# taz.de -- Ehezerrüttung als Theaterstück: Auf dem Ledersofa ist Endstation
       
       > In „Ex“ an der Berliner Schaubühne, Regie von Marius von Mayenburg, wird
       > der Frust eines Paares zum minimalistischen Rollenspiel ausgeschlachtet.
       
 (IMG) Bild: Schönes Sitzmöbel: Marie Burchardt in „Ex“ an der Berliner Schaubühne
       
       Beruhigend sei es, jetzt auf ein Paar zu treffen, das als Positivbeispiel
       herhalten kann, sagt eine Frauenstimme beim Verlassen des Theatersaals.
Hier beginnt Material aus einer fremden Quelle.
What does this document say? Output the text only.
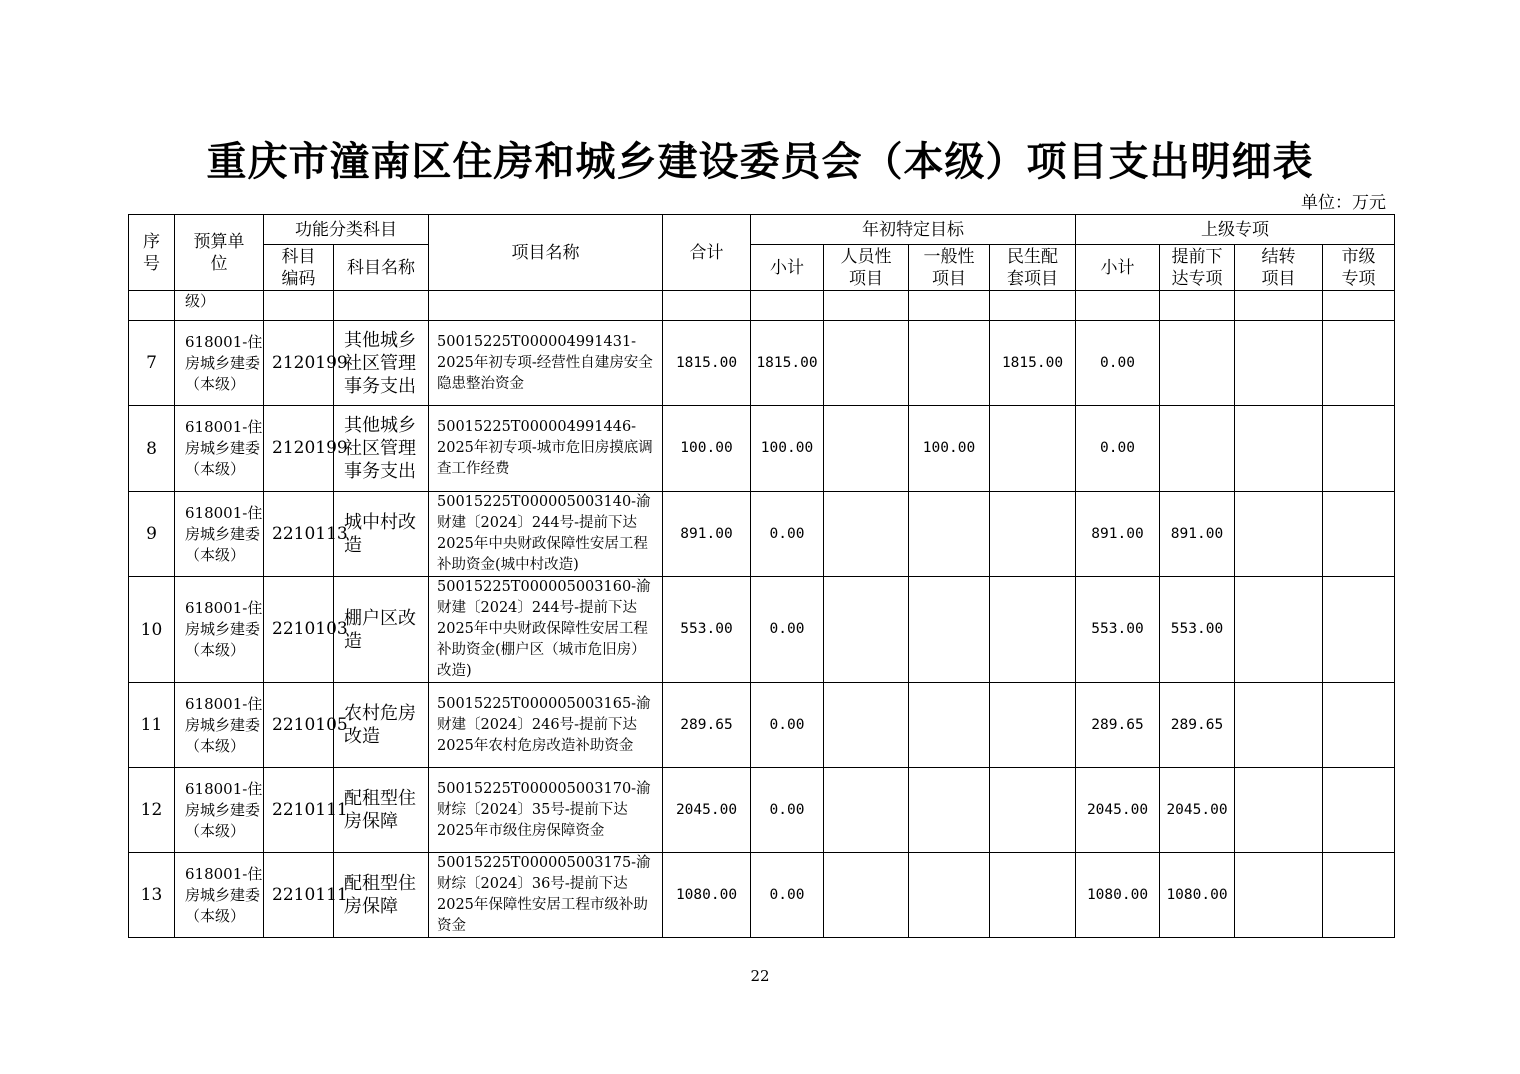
重庆市潼南区住房和城乡建设委员会（本级）项目支出明细表
单位：万元
序号	预算单位	功能分类科目		项目名称	合计	年初特定目标				上级专项			
		科目编码	科目名称			小计	人员性项目	一般性项目	民生配套项目	小计	提前下达专项	结转项目	市级专项
	级）												
7	618001-住房城乡建委（本级）	2120199	其他城乡社区管理事务支出	50015225T000004991431-2025年初专项-经营性自建房安全隐患整治资金	1815.00	1815.00			1815.00	0.00			
8	618001-住房城乡建委（本级）	2120199	其他城乡社区管理事务支出	50015225T000004991446-2025年初专项-城市危旧房摸底调查工作经费	100.00	100.00		100.00		0.00			
9	618001-住房城乡建委（本级）	2210113	城中村改造	50015225T000005003140-渝财建〔2024〕244号-提前下达2025年中央财政保障性安居工程补助资金(城中村改造)	891.00	0.00				891.00	891.00		
10	618001-住房城乡建委（本级）	2210103	棚户区改造	50015225T000005003160-渝财建〔2024〕244号-提前下达2025年中央财政保障性安居工程补助资金(棚户区（城市危旧房）改造)	553.00	0.00				553.00	553.00		
11	618001-住房城乡建委（本级）	2210105	农村危房改造	50015225T000005003165-渝财建〔2024〕246号-提前下达2025年农村危房改造补助资金	289.65	0.00				289.65	289.65		
12	618001-住房城乡建委（本级）	2210111	配租型住房保障	50015225T000005003170-渝财综〔2024〕35号-提前下达2025年市级住房保障资金	2045.00	0.00				2045.00	2045.00		
13	618001-住房城乡建委（本级）	2210111	配租型住房保障	50015225T000005003175-渝财综〔2024〕36号-提前下达2025年保障性安居工程市级补助资金	1080.00	0.00				1080.00	1080.00		
22
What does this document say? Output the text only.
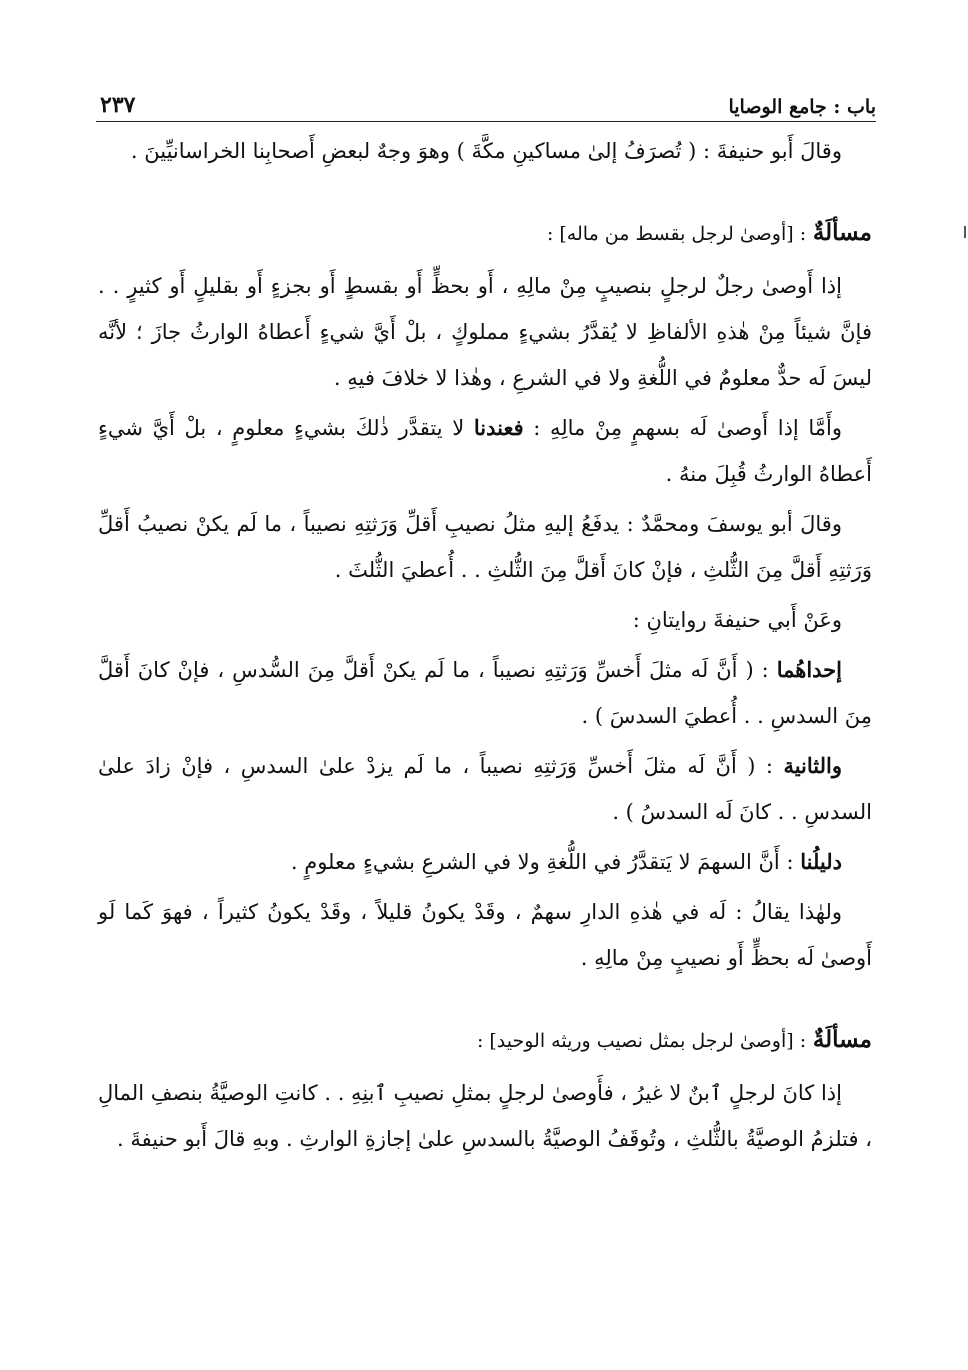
باب : جامع الوصايا
٢٣٧

وقالَ أَبو حنيفةَ : ( تُصرَفُ إلىٰ مساكينِ مكَّةَ ) وهوَ وجهٌ لبعضِ أَصحابِنا الخراسانيِّينَ .

مسألَةٌ : [أوصىٰ لرجل بقسط من ماله] :

إذا أَوصىٰ رجلٌ لرجلٍ بنصيبٍ مِنْ مالِهِ ، أَو بحظٍّ أَو بقسطٍ أَو بجزءٍ أَو بقليلٍ أَو كثيرٍ . . فإنَّ شيئاً مِنْ هٰذهِ الألفاظِ لا يُقدَّرُ بشيءٍ مملوكٍ ، بلْ أَيَّ شيءٍ أَعطاهُ الوارثُ جازَ ؛ لأنَّه ليسَ لَه حدٌّ معلومٌ في اللُّغةِ ولا في الشرعِ ، وهٰذا لا خلافَ فيهِ .

وأَمَّا إذا أَوصىٰ لَه بسهمٍ مِنْ مالِهِ : فعندنا لا يتقدَّر ذٰلكَ بشيءٍ معلومٍ ، بلْ أَيَّ شيءٍ أَعطاهُ الوارثُ قُبِلَ منهُ .

وقالَ أبو يوسفَ ومحمَّدٌ : يدفَعُ إليهِ مثلُ نصيبِ أَقلِّ وَرَثتِهِ نصيباً ، ما لَم يكنْ نصيبُ أَقلِّ وَرَثتِهِ أَقلَّ مِنَ الثُّلثِ ، فإنْ كانَ أَقلَّ مِنَ الثُّلثِ . . أُعطيَ الثُّلثَ .

وعَنْ أَبي حنيفةَ روايتانِ :

إحداهُما : ( أَنَّ لَه مثلَ أَخسِّ وَرَثتِهِ نصيباً ، ما لَم يكنْ أَقلَّ مِنَ السُّدسِ ، فإنْ كانَ أَقلَّ مِنَ السدسِ . . أُعطيَ السدسَ ) .

والثانية : ( أَنَّ لَه مثلَ أَخسِّ وَرَثتِهِ نصيباً ، ما لَم يزدْ علىٰ السدسِ ، فإنْ زادَ علىٰ السدسِ . . كانَ لَه السدسُ ) .

دليلُنا : أَنَّ السهمَ لا يَتقدَّرُ في اللُّغةِ ولا في الشرعِ بشيءٍ معلومٍ .

ولهٰذا يقالُ : لَه في هٰذهِ الدارِ سهمٌ ، وقَدْ يكونُ قليلاً ، وقَدْ يكونُ كثيراً ، فهوَ كَما لَو أَوصىٰ لَه بحظٍّ أَو نصيبٍ مِنْ مالِهِ .

مسألَةٌ : [أوصىٰ لرجل بمثل نصيب وريثه الوحيد] :

إذا كانَ لرجلٍ ٱبنٌ لا غيرُ ، فأَوصىٰ لرجلٍ بمثلِ نصيبِ ٱبنِهِ . . كانتِ الوصيَّةُ بنصفِ المالِ ، فتلزمُ الوصيَّةُ بالثُّلثِ ، وتُوقَفُ الوصيَّةُ بالسدسِ علىٰ إجازةِ الوارثِ . وبهِ قالَ أَبو حنيفةَ .
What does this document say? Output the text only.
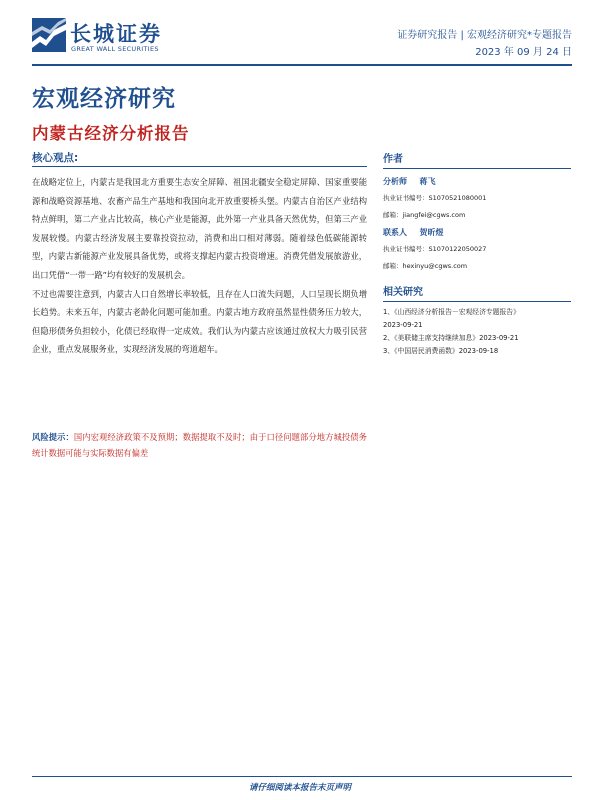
长城证券
GREAT WALL SECURITIES
证券研究报告 | 宏观经济研究*专题报告
2023 年 09 月 24 日
宏观经济研究
内蒙古经济分析报告
核心观点:

在战略定位上，内蒙古是我国北方重要生态安全屏障、祖国北疆安全稳定屏障、国家重要能源和战略资源基地、农畜产品生产基地和我国向北开放重要桥头堡。内蒙古自治区产业结构特点鲜明，第二产业占比较高，核心产业是能源，此外第一产业具备天然优势，但第三产业发展较慢。内蒙古经济发展主要靠投资拉动，消费和出口相对薄弱。随着绿色低碳能源转型，内蒙古新能源产业发展具备优势，或将支撑起内蒙古投资增速。消费凭借发展旅游业，出口凭借“一带一路”均有较好的发展机会。

不过也需要注意到，内蒙古人口自然增长率较低，且存在人口流失问题，人口呈现长期负增长趋势。未来五年，内蒙古老龄化问题可能加重。内蒙古地方政府虽然显性债务压力较大，但隐形债务负担较小，化债已经取得一定成效。我们认为内蒙古应该通过放权大力吸引民营企业，重点发展服务业，实现经济发展的弯道超车。

风险提示：国内宏观经济政策不及预期；数据提取不及时；由于口径问题部分地方城投债务统计数据可能与实际数据有偏差
作者
分析师 蒋飞
执业证书编号：S1070521080001
邮箱：jiangfei@cgws.com
联系人 贺昕煜
执业证书编号：S1070122050027
邮箱：hexinyu@cgws.com
相关研究
1、《山西经济分析报告－宏观经济专题报告》
2023-09-21
2、《美联储主席支持继续加息》2023-09-21
3、《中国居民消费函数》2023-09-18
请仔细阅读本报告末页声明
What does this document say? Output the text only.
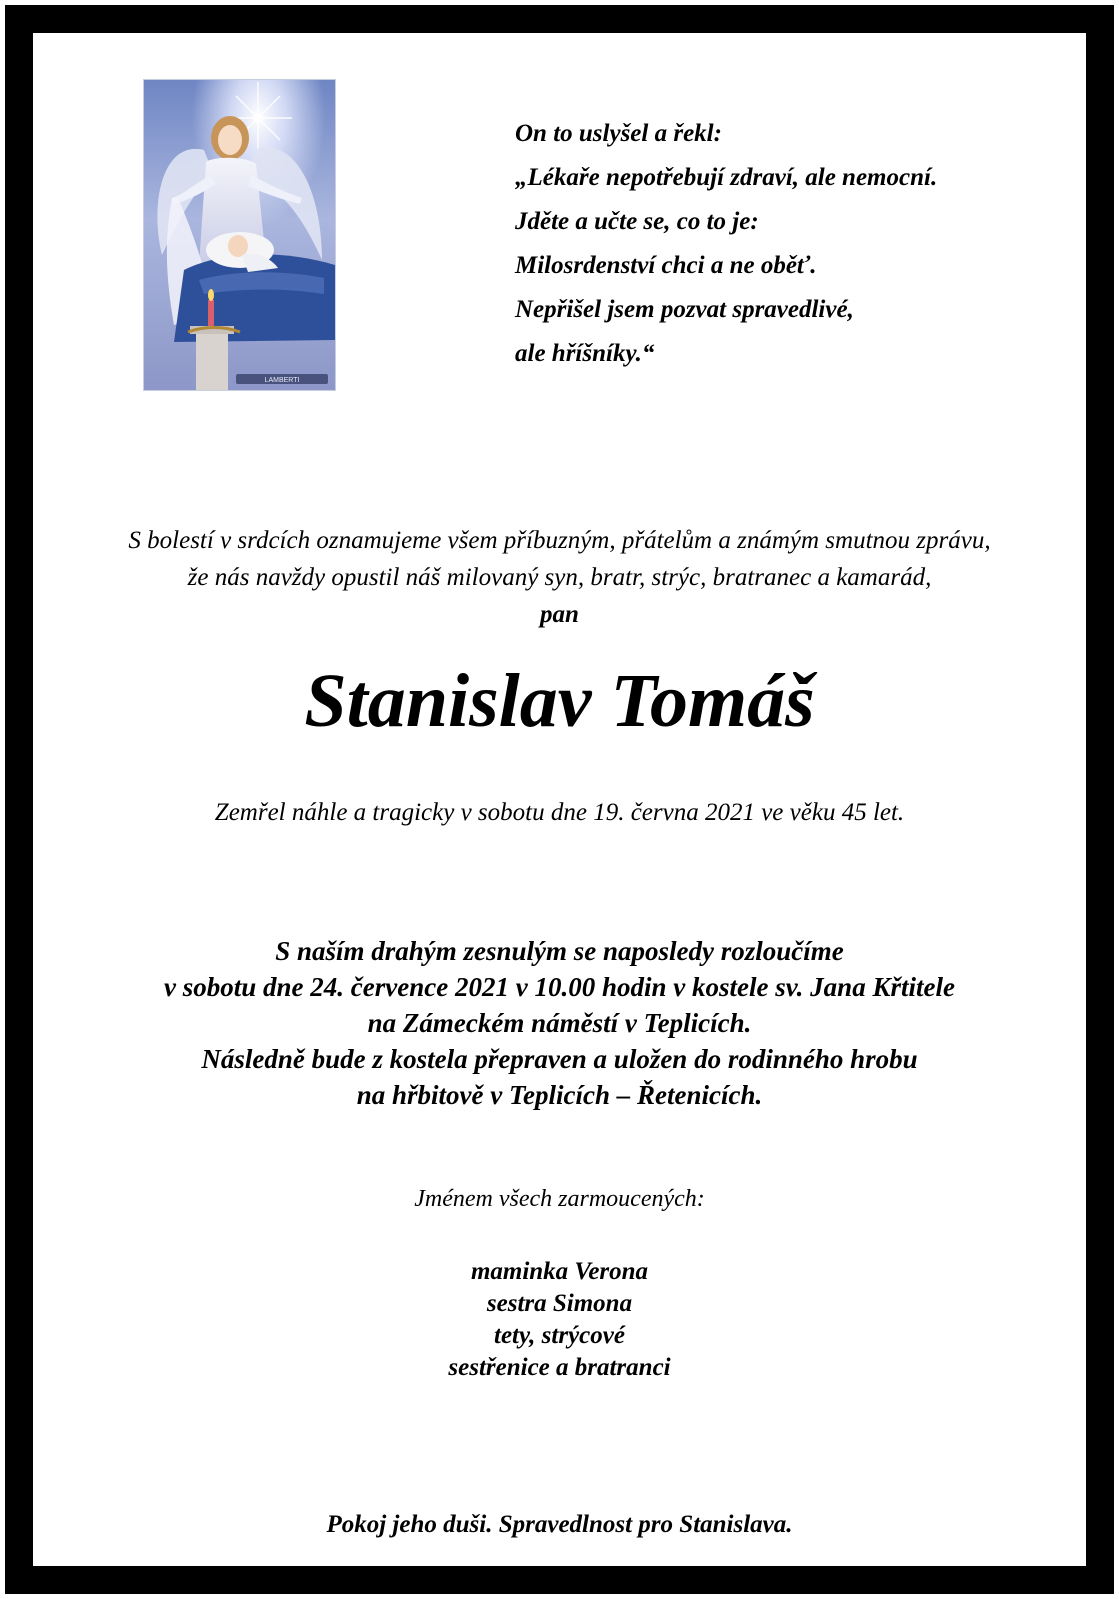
LAMBERTI
On to uslyšel a řekl:
„Lékaře nepotřebují zdraví, ale nemocní.
Jděte a učte se, co to je:
Milosrdenství chci a ne oběť.
Nepřišel jsem pozvat spravedlivé,
ale hříšníky.“
S bolestí v srdcích oznamujeme všem příbuzným, přátelům a známým smutnou zprávu,
že nás navždy opustil náš milovaný syn, bratr, strýc, bratranec a kamarád,
pan
Stanislav Tomáš
Zemřel náhle a tragicky v sobotu dne 19. června 2021 ve věku 45 let.
S naším drahým zesnulým se naposledy rozloučíme
v sobotu dne 24. července 2021 v 10.00 hodin v kostele sv. Jana Křtitele
na Zámeckém náměstí v Teplicích.
Následně bude z kostela přepraven a uložen do rodinného hrobu
na hřbitově v Teplicích – Řetenicích.
Jménem všech zarmoucených:
maminka Verona
sestra Simona
tety, strýcové
sestřenice a bratranci
Pokoj jeho duši. Spravedlnost pro Stanislava.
       Eine halbe Drehung braucht es, um zu erkennen, an wen sich die Stimme
       richtet: [1][Adressiert werden eine ältere Frau und ihr Begleite]r, der
       Stimme zufolge wohl ein Ehepaar. Die Inhaberin der Stimme scheint eine
       Bekannte zu sein, vielleicht sogar eine Freundin des Paares. Alle drei
       waren sie Teil des Publikums in der Premiere von „Ex“ an der Berliner
       Schaubühne.
       
       Dort ging es hoch her, auch wenn alles gemäßigt begann: Daniel kommt von
       der Arbeit, streift sich das Sakko und die Chelseas ab, schlüpft in
       Wollsocken und einen fusseligen braunen Flauschpullover, während er seine
       Frau fragt, ob sie gekocht habe. Immerhin, die Lasagne wärmt er sich selbst
       auf, auch wenn Sibylle kurz davor ist, die Doku über eine französische
       Ärztin, die sie auf ihrem Laptop schaut, zu unterbrechen und von der
       ledernen Couchgarnitur aufzuspringen, um es ihm abzunehmen.
       
       Die Rollenverteilung bei Marius von Mayenburg (Autor und Regisseur) scheint
       klar verteilt: Sibylle – Marie Burchard geht auf in der äußerst
       konfrontativ angelegten Rolle – hat sich für Kinder und dementsprechend
       gegen eine Karriere als Oberärztin entschieden.
       
       ## Träume an den Nagel gehängt
       
       Ihre Frustration darüber scheint in ihrer Affinität fürs Weintrinken und
       den bissigen Kommentaren zum „hündischen Verhalten“ ihres Mannes durch.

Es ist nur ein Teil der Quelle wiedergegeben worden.